D.L. additionally argues that the Division failed to make reasonable efforts to eliminate the causes that led to T.L.B.'s placement outside the home. D.L. maintains that the Division did not accommodate her needs regarding visitation. Again, we disagree. In his decision, the judge noted that the Division had been slow to arrange weekend visitation; however, that problem only lasted for a relatively brief time. Furthermore, once weekend visits were arranged, D.L. did not attend many of the scheduled visits.
D.L. also contends that the Division erred by failing to reschedule T.L.B.'s medical appointments. D.L. claimed that she was working long hours and never knew in advance when she would be working. It is clear, however, that the Division could not reasonably be expected to arrange for visits at times D.L. would find suitable. Moreover, the Division gave D.L. the opportunity to call the doctors directly and change the appointments but she never availed herself of that opportunity.
D.L. further argues that the Division failed to consider her parents as a possible placement for T.L.B.; however, the Division did consider D.L.'s parents but determined that the placement was inappropriate because the grandparents were in their seventies and had medical problems. Although D.L.'s mother testified at trial that she was willing and able to assume responsibility for T.L.B.'s care, her testimony was at variance with the position she took when the Division first considered her as a caregiver. In any event, given their advanced ages and medical problems, the record supports the judge's finding that T.L.B.'s maternal grandparents were incapable of providing the child with the care that he requires.
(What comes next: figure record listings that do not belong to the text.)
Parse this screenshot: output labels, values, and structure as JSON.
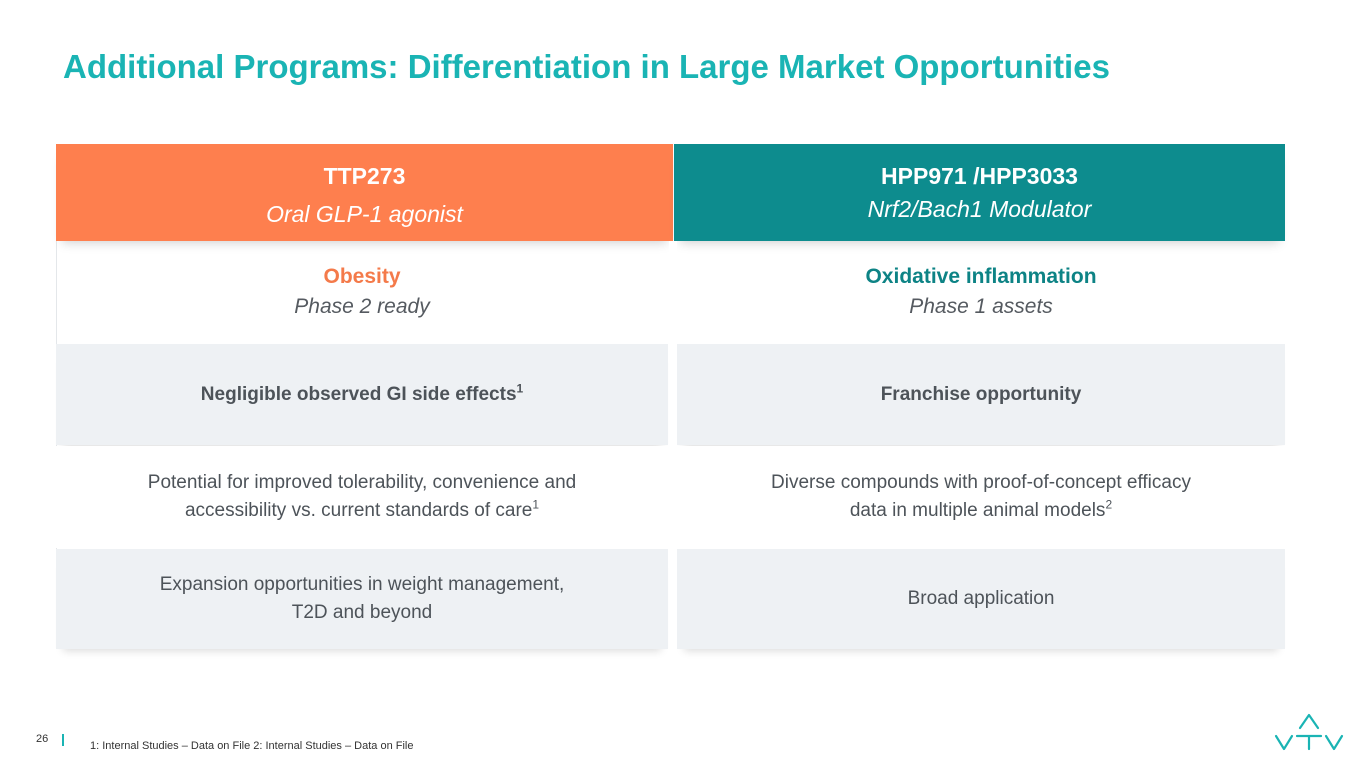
{
  "title": "Additional Programs: Differentiation in Large Market Opportunities",
  "columns": [
    {
      "name": "TTP273",
      "subtitle": "Oral GLP-1 agonist",
      "indication": "Obesity",
      "phase": "Phase 2 ready",
      "feature": "Negligible observed GI side effects",
      "feature_sup": "1",
      "detail_line1": "Potential for improved tolerability, convenience and",
      "detail_line2": "accessibility vs. current standards of care",
      "detail_sup": "1",
      "expansion_line1": "Expansion opportunities in weight management,",
      "expansion_line2": "T2D and beyond"
    },
    {
      "name": "HPP971 /HPP3033",
      "subtitle": "Nrf2/Bach1 Modulator",
      "indication": "Oxidative inflammation",
      "phase": "Phase 1 assets",
      "feature": "Franchise opportunity",
      "detail_line1": "Diverse compounds with proof-of-concept efficacy",
      "detail_line2": "data in multiple animal models",
      "detail_sup": "2",
      "expansion_line1": "Broad application"
    }
  ],
  "footer": {
    "page_number": "26",
    "notes": "1: Internal Studies – Data on File  2: Internal Studies – Data on File"
  },
  "logo_icon": "vtv-logo-icon",
  "colors": {
    "title": "#1ab4b4",
    "left_header": "#fe7f4e",
    "right_header": "#0d8c8e",
    "row_shade": "#eef1f4"
  }
}
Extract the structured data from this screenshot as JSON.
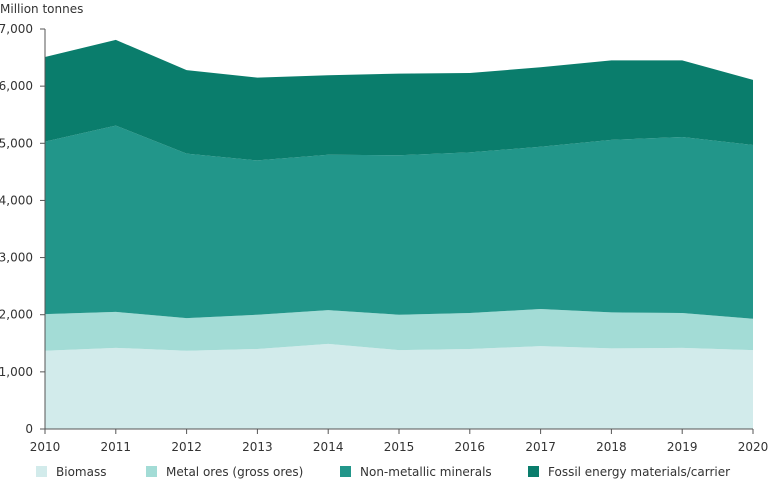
{
  "chart_data": {
    "type": "area",
    "stacked": true,
    "title": "",
    "ylabel": "Million tonnes",
    "xlabel": "",
    "ylim": [
      0,
      7000
    ],
    "yticks": [
      0,
      1000,
      2000,
      3000,
      4000,
      5000,
      6000,
      7000
    ],
    "ytick_labels": [
      "0",
      "1,000",
      "2,000",
      "3,000",
      "4,000",
      "5,000",
      "6,000",
      "7,000"
    ],
    "x": [
      "2010",
      "2011",
      "2012",
      "2013",
      "2014",
      "2015",
      "2016",
      "2017",
      "2018",
      "2019",
      "2020"
    ],
    "grid": false,
    "legend_position": "bottom",
    "series": [
      {
        "name": "Biomass",
        "color": "#d2ebeb",
        "values": [
          1370,
          1420,
          1370,
          1400,
          1490,
          1380,
          1400,
          1450,
          1410,
          1420,
          1380
        ]
      },
      {
        "name": "Metal ores (gross ores)",
        "color": "#a3dcd6",
        "values": [
          640,
          630,
          570,
          600,
          590,
          620,
          630,
          650,
          630,
          610,
          550
        ]
      },
      {
        "name": "Non-metallic minerals",
        "color": "#22968a",
        "values": [
          3020,
          3260,
          2880,
          2700,
          2720,
          2790,
          2810,
          2840,
          3020,
          3080,
          3040
        ]
      },
      {
        "name": "Fossil energy materials/carrier",
        "color": "#0a7d6c",
        "values": [
          1480,
          1500,
          1460,
          1450,
          1390,
          1430,
          1390,
          1390,
          1390,
          1340,
          1140
        ]
      }
    ]
  }
}
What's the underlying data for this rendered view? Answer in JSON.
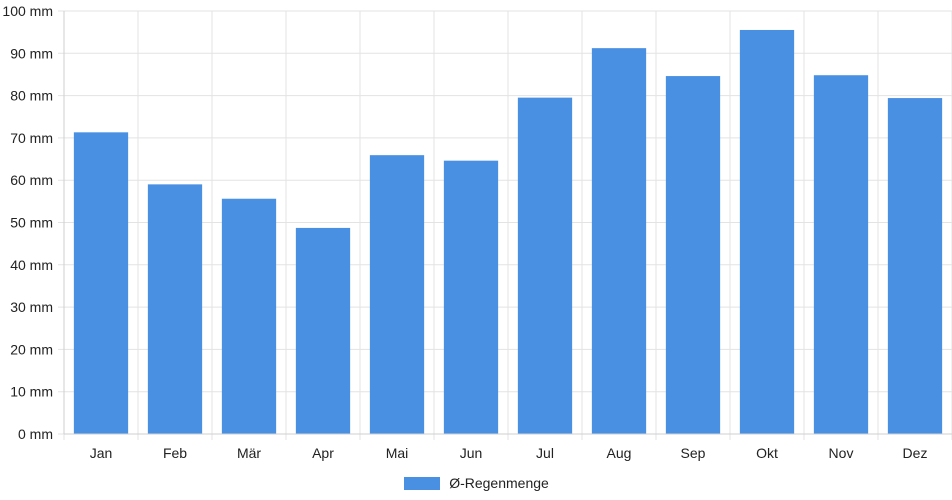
{
  "chart_data": {
    "type": "bar",
    "categories": [
      "Jan",
      "Feb",
      "Mär",
      "Apr",
      "Mai",
      "Jun",
      "Jul",
      "Aug",
      "Sep",
      "Okt",
      "Nov",
      "Dez"
    ],
    "series": [
      {
        "name": "Ø-Regenmenge",
        "values": [
          71.2,
          58.9,
          55.5,
          48.6,
          65.8,
          64.5,
          79.4,
          91.1,
          84.5,
          95.4,
          84.7,
          79.3
        ],
        "color": "#4a90e2"
      }
    ],
    "ylim": [
      0,
      100
    ],
    "ytick_step": 10,
    "y_unit": "mm",
    "grid": true,
    "legend_position": "bottom"
  }
}
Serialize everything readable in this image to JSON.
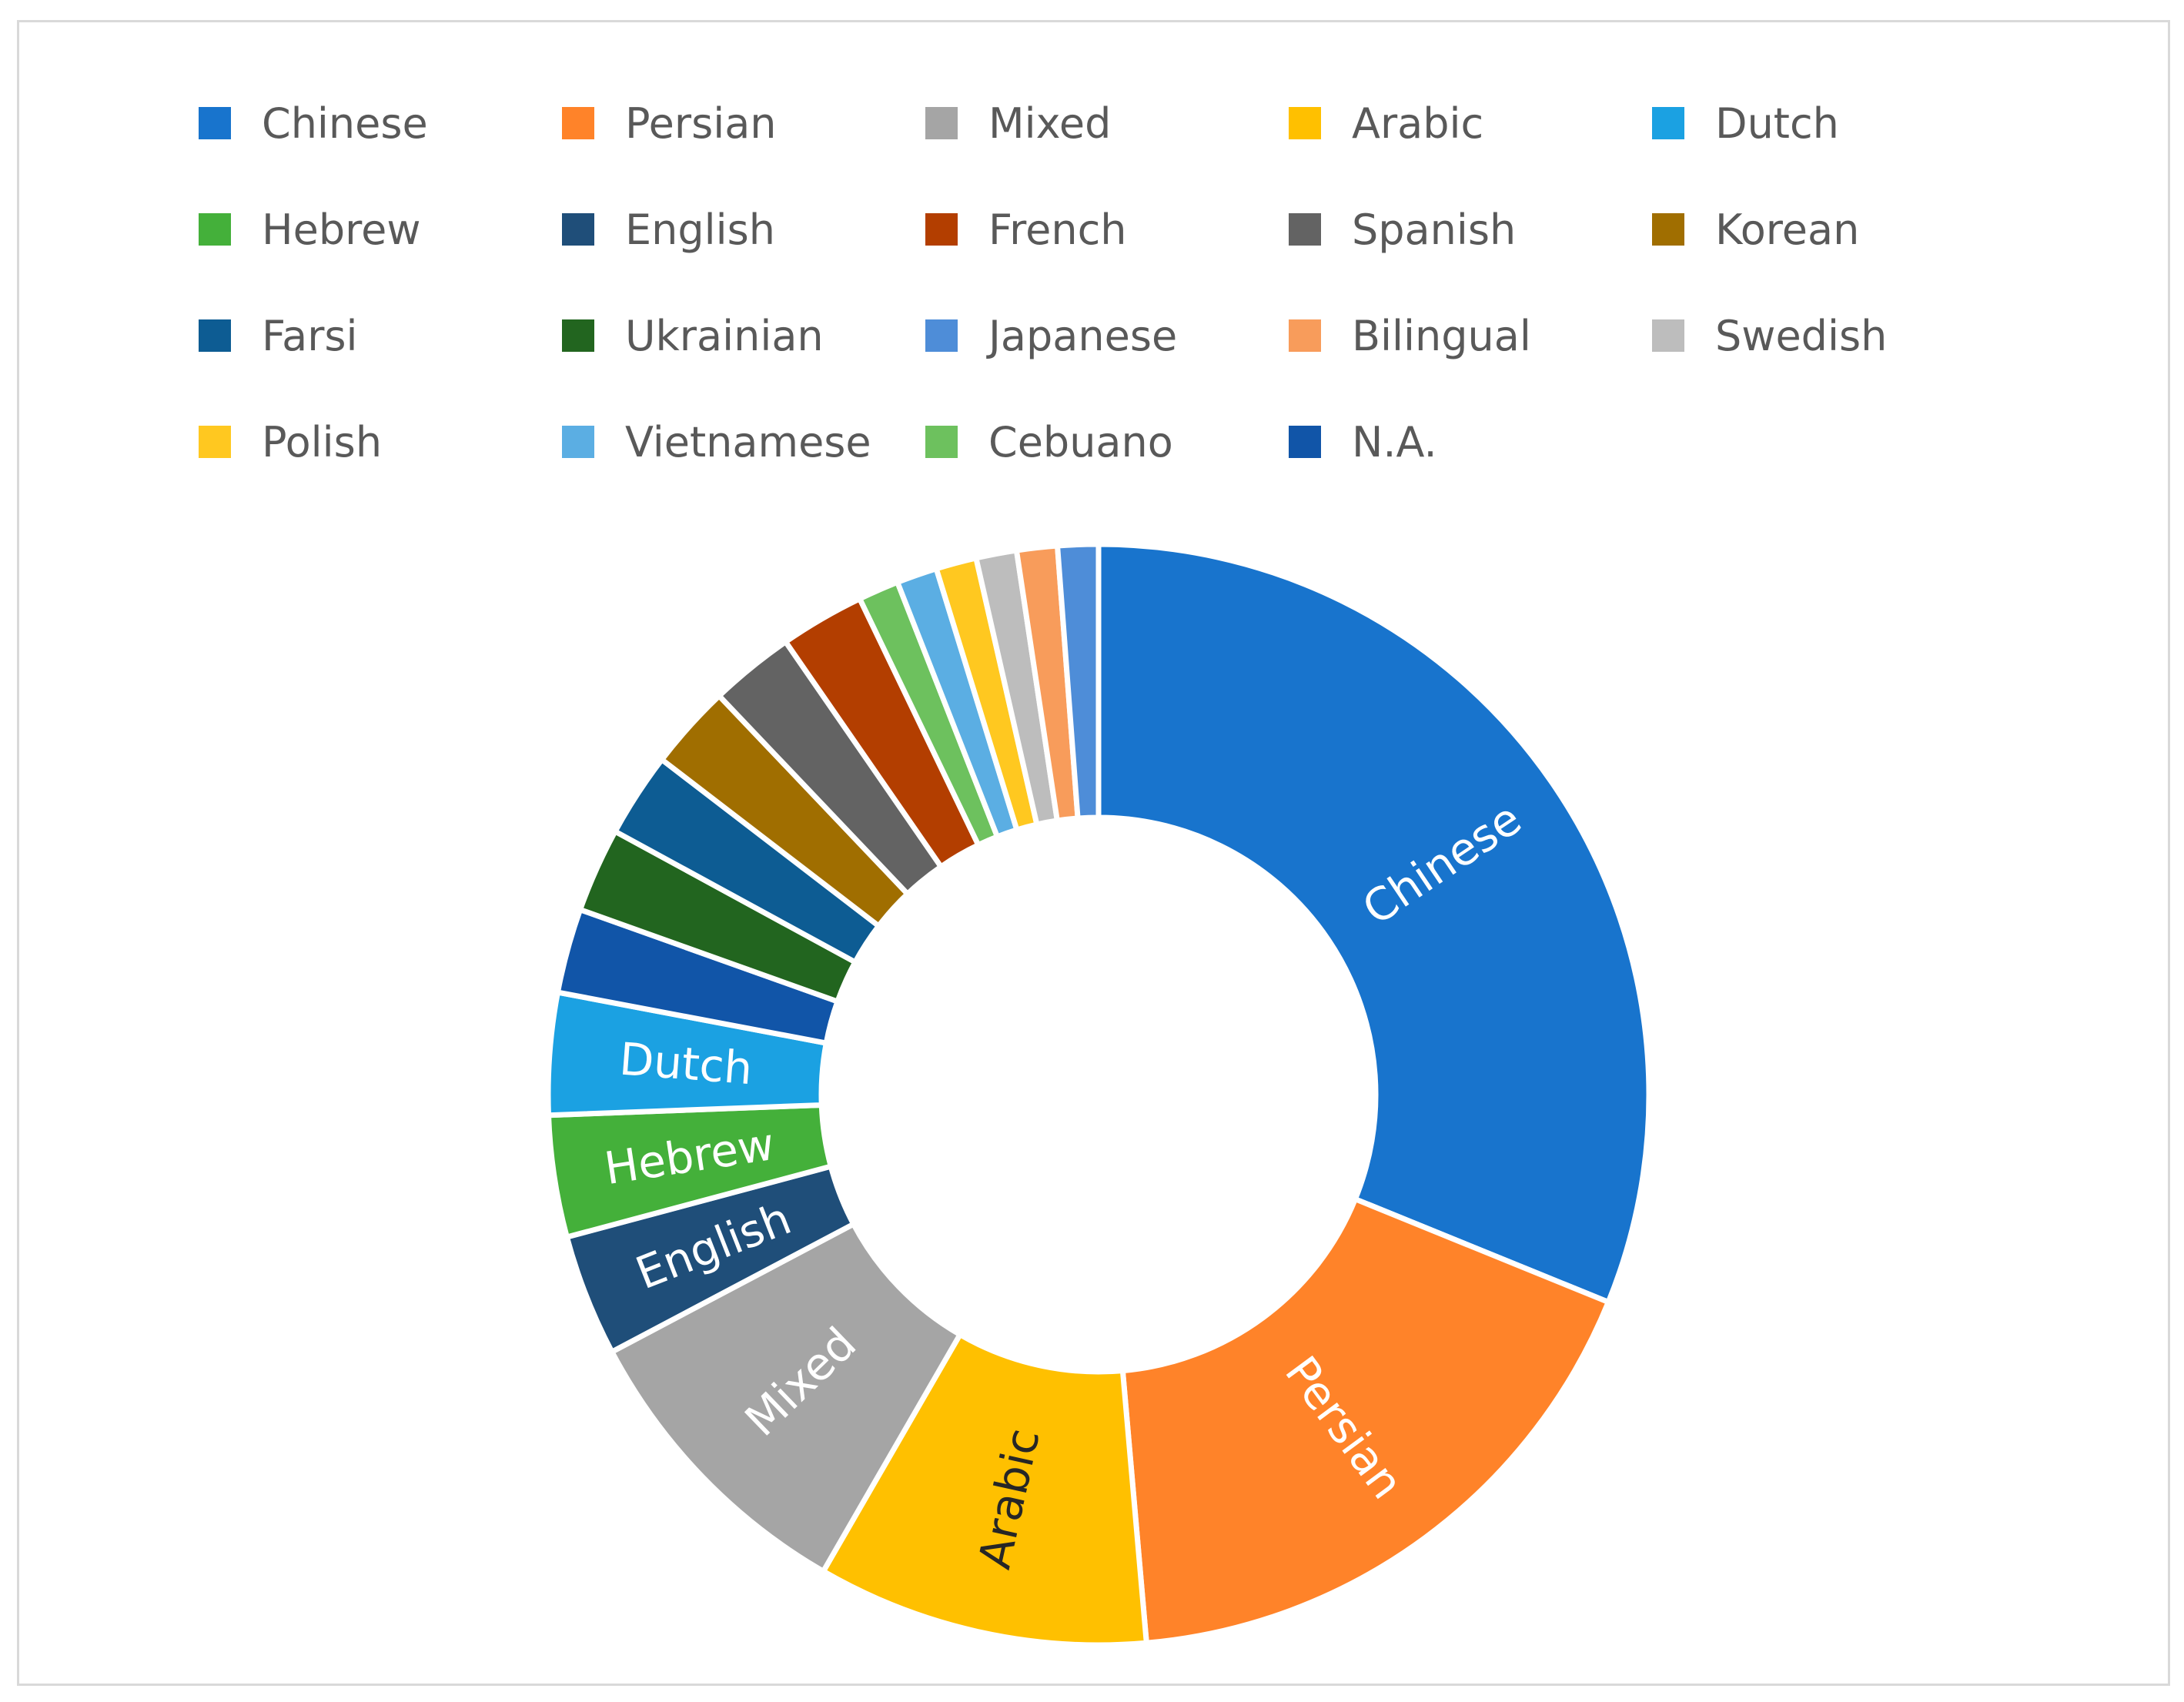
{
  "chart_data": {
    "type": "pie",
    "variant": "donut",
    "title": "",
    "legend_position": "top",
    "slices": [
      {
        "label": "Chinese",
        "value": 31.4,
        "color": "#1874CD",
        "data_label": "Chinese",
        "label_color": "#ffffff"
      },
      {
        "label": "Persian",
        "value": 17.6,
        "color": "#FF8329",
        "data_label": "Persian",
        "label_color": "#ffffff"
      },
      {
        "label": "Arabic",
        "value": 9.8,
        "color": "#FFC000",
        "data_label": "Arabic",
        "label_color": "#262626"
      },
      {
        "label": "Mixed",
        "value": 9.0,
        "color": "#A5A5A5",
        "data_label": "Mixed",
        "label_color": "#ffffff"
      },
      {
        "label": "English",
        "value": 3.6,
        "color": "#1F4E79",
        "data_label": "English",
        "label_color": "#ffffff"
      },
      {
        "label": "Hebrew",
        "value": 3.6,
        "color": "#44B03A",
        "data_label": "Hebrew",
        "label_color": "#ffffff"
      },
      {
        "label": "Dutch",
        "value": 3.6,
        "color": "#1BA1E2",
        "data_label": "Dutch",
        "label_color": "#ffffff"
      },
      {
        "label": "N.A.",
        "value": 2.5,
        "color": "#1155A8"
      },
      {
        "label": "Ukrainian",
        "value": 2.5,
        "color": "#22651F"
      },
      {
        "label": "Farsi",
        "value": 2.5,
        "color": "#0D5C93"
      },
      {
        "label": "Korean",
        "value": 2.5,
        "color": "#A06E00"
      },
      {
        "label": "Spanish",
        "value": 2.5,
        "color": "#636363"
      },
      {
        "label": "French",
        "value": 2.5,
        "color": "#B33E00"
      },
      {
        "label": "Cebuano",
        "value": 1.2,
        "color": "#6DC15E"
      },
      {
        "label": "Vietnamese",
        "value": 1.2,
        "color": "#5BAEE3"
      },
      {
        "label": "Polish",
        "value": 1.2,
        "color": "#FFC820"
      },
      {
        "label": "Swedish",
        "value": 1.2,
        "color": "#BDBDBD"
      },
      {
        "label": "Bilingual",
        "value": 1.2,
        "color": "#F89C5B"
      },
      {
        "label": "Japanese",
        "value": 1.2,
        "color": "#4E8DD8"
      }
    ],
    "legend": [
      "Chinese",
      "Persian",
      "Mixed",
      "Arabic",
      "Dutch",
      "Hebrew",
      "English",
      "French",
      "Spanish",
      "Korean",
      "Farsi",
      "Ukrainian",
      "Japanese",
      "Bilingual",
      "Swedish",
      "Polish",
      "Vietnamese",
      "Cebuano",
      "N.A."
    ]
  }
}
We also reject D.L.'s assertion that the Division should have considered the maternal grandparents as kinship legal guardians, which may be appropriate if adoption is "neither feasible nor likely." N.J.S.A. 3B:12A-6(d)(3). Because T.L.B.'s foster parents have expressed an interest in adopting him, kinship legal guardianship was not an option in this case.
D.L. additionally contends that the judge erred by finding that termination of her parental rights will not do more harm than good. In our judgment, this contention is without merit. Here, Dr. Chaney testified that there was no significant bond between D.L. and T.L.B. Dr. Chaney also said that T.L.B. was "attached" to his foster parents and would be harmed if he were removed from the foster home. Defendant's expert, psychologist Dr. Robert Tannenbaum, testified that T.L.B. knew his mother as a "benign influence" and that the bond between them was "evolving slowly." He stated that "at some point," D.L. "might qualify" to take on parenting responsibilities. In light of this evidence, the judge properly found that termination of D.L.'s parental rights would not do more harm than good.
We have considered D.L.'s other contentions and find them to be of insufficient merit to warrant discussion in this opinion. R. 2:11-3(e)(1)(E).